A wave of blockbuster tech public offerings may be more than a momentary boom — it could define the industry for years to come. That's the view of Razer CEO Min-Liang Tan, who said Thursday that AI mega-listings are "just the start," according to CNBC, as investors brace for several high-profile market debuts.
SpaceX is at the center of the excitement, with its anticipated IPO being described as historic. But the rocket company isn't alone. OpenAI and Anthropic — two of the most closely watched AI labs in the world — are also reportedly planning blockbuster launches of their own, according to reporting aggregated by Google News.

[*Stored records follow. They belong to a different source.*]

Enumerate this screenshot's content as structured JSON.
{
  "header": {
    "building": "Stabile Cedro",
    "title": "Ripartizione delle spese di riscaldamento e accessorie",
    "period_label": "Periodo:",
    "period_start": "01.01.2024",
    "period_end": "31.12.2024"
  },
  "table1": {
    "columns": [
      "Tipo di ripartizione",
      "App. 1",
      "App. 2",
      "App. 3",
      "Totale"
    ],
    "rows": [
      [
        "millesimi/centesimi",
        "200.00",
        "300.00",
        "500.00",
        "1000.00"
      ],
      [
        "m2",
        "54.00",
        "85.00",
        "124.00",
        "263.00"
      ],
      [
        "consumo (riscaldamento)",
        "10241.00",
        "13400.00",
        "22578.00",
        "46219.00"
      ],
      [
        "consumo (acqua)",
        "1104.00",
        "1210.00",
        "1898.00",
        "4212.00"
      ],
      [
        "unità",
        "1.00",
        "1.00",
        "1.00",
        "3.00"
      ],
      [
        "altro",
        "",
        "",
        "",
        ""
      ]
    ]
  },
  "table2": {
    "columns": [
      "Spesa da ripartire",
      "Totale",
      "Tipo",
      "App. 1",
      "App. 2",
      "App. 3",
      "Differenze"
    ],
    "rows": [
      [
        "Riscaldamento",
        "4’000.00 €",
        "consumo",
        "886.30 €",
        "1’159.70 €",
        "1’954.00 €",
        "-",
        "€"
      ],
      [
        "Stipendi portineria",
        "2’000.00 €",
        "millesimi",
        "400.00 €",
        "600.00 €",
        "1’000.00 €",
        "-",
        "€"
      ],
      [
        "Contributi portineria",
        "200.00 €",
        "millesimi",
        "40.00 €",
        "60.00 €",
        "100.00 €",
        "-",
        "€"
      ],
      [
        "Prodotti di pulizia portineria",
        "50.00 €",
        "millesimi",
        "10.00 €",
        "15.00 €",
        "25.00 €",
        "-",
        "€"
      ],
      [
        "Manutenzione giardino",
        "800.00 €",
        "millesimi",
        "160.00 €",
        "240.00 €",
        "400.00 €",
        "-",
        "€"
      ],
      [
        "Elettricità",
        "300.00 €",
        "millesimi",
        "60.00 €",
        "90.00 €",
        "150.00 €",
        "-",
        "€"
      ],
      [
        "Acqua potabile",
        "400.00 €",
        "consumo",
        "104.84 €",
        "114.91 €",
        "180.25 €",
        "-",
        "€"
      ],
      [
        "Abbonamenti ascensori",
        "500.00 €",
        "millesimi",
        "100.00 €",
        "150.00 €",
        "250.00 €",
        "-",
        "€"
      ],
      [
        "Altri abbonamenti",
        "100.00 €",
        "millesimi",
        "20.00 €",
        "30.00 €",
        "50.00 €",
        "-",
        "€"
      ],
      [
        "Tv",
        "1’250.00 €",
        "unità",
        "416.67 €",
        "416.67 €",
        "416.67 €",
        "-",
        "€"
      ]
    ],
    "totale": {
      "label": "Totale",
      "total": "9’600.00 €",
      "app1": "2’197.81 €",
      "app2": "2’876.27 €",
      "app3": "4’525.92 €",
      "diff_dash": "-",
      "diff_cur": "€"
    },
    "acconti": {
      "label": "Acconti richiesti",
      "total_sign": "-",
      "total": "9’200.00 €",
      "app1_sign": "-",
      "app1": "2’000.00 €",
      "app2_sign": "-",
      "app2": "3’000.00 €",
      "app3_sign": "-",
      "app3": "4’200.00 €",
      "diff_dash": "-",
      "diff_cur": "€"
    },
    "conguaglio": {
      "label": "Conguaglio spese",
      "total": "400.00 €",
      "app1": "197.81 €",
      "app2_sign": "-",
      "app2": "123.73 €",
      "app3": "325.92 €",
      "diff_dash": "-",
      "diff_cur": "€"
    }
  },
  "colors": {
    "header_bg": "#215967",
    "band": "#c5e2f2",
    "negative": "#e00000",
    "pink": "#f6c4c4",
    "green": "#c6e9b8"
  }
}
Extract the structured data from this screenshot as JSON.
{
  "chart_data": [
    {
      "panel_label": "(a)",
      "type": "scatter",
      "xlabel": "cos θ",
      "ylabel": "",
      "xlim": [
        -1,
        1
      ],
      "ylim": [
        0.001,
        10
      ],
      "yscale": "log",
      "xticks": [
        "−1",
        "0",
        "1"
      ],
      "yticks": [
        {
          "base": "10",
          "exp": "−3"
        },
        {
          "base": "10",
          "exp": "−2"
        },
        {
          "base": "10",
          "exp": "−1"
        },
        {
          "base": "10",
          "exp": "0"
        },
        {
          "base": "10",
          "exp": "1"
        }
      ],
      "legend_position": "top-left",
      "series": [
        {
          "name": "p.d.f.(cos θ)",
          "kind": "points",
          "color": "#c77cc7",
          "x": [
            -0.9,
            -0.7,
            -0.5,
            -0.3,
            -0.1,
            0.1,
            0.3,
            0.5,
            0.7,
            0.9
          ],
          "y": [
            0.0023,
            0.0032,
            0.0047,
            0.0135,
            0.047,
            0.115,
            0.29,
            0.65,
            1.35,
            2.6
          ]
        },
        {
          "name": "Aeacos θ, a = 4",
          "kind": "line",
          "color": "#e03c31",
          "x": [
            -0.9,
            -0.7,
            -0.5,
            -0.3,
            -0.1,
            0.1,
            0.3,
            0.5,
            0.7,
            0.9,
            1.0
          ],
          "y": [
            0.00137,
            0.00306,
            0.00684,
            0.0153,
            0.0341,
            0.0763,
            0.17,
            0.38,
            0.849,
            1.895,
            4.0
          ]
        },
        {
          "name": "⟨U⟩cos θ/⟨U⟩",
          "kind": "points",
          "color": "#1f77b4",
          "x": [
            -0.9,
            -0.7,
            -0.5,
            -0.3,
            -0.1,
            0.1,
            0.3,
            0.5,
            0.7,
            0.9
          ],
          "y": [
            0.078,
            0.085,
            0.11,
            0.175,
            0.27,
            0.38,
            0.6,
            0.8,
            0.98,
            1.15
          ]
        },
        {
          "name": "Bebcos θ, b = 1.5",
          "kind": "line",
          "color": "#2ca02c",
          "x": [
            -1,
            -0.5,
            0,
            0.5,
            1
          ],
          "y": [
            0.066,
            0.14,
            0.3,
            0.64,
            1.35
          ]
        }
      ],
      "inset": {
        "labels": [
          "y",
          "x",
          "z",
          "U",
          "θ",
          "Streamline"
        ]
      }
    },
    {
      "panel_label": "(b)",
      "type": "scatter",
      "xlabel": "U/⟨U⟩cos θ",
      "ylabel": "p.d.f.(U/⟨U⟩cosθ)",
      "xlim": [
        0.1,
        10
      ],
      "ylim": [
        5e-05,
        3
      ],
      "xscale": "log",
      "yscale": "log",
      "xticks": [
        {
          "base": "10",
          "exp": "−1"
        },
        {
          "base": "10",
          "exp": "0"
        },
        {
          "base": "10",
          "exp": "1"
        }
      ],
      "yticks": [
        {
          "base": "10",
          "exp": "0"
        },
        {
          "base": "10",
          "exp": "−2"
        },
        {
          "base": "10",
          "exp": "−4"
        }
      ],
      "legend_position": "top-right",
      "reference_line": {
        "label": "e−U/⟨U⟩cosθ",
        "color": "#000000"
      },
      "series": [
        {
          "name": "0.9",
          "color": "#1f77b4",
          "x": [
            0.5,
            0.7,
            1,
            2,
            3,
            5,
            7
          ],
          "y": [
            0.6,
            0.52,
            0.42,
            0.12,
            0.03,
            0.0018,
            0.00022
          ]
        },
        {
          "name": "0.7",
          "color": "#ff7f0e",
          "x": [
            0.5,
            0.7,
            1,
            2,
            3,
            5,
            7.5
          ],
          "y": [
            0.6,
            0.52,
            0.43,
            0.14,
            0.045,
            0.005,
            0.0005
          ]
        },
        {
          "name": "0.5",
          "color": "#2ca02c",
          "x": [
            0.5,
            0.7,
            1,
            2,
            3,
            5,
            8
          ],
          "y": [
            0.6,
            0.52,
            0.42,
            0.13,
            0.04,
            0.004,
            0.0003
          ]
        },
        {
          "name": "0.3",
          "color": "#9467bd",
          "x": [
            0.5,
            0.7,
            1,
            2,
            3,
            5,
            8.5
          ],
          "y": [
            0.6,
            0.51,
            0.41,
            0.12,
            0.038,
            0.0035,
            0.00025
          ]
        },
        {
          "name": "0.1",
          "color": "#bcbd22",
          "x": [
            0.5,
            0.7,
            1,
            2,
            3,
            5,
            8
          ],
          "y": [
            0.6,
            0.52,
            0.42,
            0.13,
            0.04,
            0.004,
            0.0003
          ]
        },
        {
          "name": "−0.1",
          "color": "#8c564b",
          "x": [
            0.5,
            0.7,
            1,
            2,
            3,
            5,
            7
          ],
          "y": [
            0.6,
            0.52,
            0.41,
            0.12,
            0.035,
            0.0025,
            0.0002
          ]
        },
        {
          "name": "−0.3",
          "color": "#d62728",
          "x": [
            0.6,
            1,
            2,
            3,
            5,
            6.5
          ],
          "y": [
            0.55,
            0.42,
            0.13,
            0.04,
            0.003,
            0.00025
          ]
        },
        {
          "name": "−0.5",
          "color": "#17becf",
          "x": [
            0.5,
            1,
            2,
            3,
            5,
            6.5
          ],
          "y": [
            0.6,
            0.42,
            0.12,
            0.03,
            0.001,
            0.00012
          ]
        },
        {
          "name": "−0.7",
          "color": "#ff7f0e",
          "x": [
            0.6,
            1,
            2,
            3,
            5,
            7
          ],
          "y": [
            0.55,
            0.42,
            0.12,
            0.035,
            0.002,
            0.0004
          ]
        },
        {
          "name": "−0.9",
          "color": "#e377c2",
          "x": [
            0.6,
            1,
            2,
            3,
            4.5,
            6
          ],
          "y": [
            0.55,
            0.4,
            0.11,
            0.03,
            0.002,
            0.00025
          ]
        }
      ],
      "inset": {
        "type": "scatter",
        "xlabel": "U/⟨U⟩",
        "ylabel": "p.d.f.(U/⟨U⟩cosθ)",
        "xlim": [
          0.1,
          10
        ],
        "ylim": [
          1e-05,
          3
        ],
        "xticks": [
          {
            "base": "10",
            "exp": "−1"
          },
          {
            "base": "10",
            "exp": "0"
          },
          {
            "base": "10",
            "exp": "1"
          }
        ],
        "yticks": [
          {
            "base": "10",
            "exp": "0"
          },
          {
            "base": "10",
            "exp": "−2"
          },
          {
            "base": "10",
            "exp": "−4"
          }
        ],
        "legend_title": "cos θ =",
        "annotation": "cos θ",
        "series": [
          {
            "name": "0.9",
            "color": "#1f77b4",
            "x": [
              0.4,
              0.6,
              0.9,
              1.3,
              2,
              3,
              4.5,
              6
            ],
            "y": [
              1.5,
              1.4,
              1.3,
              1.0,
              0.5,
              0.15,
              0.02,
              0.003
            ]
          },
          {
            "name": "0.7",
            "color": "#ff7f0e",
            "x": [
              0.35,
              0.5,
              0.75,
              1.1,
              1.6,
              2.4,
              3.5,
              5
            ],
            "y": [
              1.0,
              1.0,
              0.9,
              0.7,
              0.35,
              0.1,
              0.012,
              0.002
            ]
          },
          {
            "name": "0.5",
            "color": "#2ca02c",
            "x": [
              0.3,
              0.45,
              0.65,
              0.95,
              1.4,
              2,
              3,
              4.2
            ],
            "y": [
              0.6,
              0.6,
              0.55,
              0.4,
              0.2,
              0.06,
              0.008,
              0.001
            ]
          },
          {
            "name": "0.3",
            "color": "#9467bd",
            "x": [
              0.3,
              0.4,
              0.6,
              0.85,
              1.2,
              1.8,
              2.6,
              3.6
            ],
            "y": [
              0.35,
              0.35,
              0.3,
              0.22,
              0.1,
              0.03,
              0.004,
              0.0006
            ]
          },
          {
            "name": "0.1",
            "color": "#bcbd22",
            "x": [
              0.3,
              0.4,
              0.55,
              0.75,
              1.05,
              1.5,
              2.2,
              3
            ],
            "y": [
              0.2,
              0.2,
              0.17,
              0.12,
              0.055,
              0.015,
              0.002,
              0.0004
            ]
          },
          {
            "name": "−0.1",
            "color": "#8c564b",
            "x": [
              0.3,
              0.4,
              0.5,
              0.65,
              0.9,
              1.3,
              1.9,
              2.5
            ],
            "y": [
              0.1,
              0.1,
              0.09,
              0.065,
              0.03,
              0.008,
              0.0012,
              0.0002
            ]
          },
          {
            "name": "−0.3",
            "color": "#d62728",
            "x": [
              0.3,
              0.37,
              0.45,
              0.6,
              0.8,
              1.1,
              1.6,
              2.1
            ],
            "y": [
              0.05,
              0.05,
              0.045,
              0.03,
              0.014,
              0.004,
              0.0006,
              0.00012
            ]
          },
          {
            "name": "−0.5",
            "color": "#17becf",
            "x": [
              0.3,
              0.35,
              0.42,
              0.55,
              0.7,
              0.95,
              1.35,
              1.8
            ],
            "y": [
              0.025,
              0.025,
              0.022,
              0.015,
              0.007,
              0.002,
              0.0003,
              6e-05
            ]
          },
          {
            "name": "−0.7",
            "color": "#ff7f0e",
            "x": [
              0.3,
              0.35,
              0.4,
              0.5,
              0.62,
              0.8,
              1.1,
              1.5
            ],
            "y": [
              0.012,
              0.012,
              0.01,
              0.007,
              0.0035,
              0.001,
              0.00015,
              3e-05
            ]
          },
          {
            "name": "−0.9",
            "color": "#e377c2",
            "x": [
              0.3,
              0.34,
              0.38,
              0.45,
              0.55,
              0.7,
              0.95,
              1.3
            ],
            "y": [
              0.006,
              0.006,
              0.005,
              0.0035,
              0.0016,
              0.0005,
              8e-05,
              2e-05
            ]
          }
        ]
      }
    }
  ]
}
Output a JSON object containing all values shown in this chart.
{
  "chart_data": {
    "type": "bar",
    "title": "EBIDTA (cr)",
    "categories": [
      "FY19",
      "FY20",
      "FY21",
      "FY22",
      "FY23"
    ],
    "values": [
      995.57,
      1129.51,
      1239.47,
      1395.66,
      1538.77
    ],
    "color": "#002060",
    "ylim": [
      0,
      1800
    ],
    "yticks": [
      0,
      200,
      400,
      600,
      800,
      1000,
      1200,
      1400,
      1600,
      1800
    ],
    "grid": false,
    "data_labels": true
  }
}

The flurry of listings raises a question that goes beyond market valuations: will going public make these AI giants more accountable? The Conversation poses exactly that, noting that public companies face disclosure requirements and shareholder scrutiny that private firms largely avoid. For organizations like OpenAI and Anthropic, whose work carries significant societal implications, the shift to public markets could invite a new level of oversight — or simply new pressures to prioritize growth over safety.
For everyday readers, the stakes are straightforward: the companies shaping AI's future may soon answer to public shareholders, not just their founders and backers. Whether that makes them more responsible — or simply more focused on quarterly returns — is the defining question hanging over what could be one of the most consequential IPO cycles in tech history.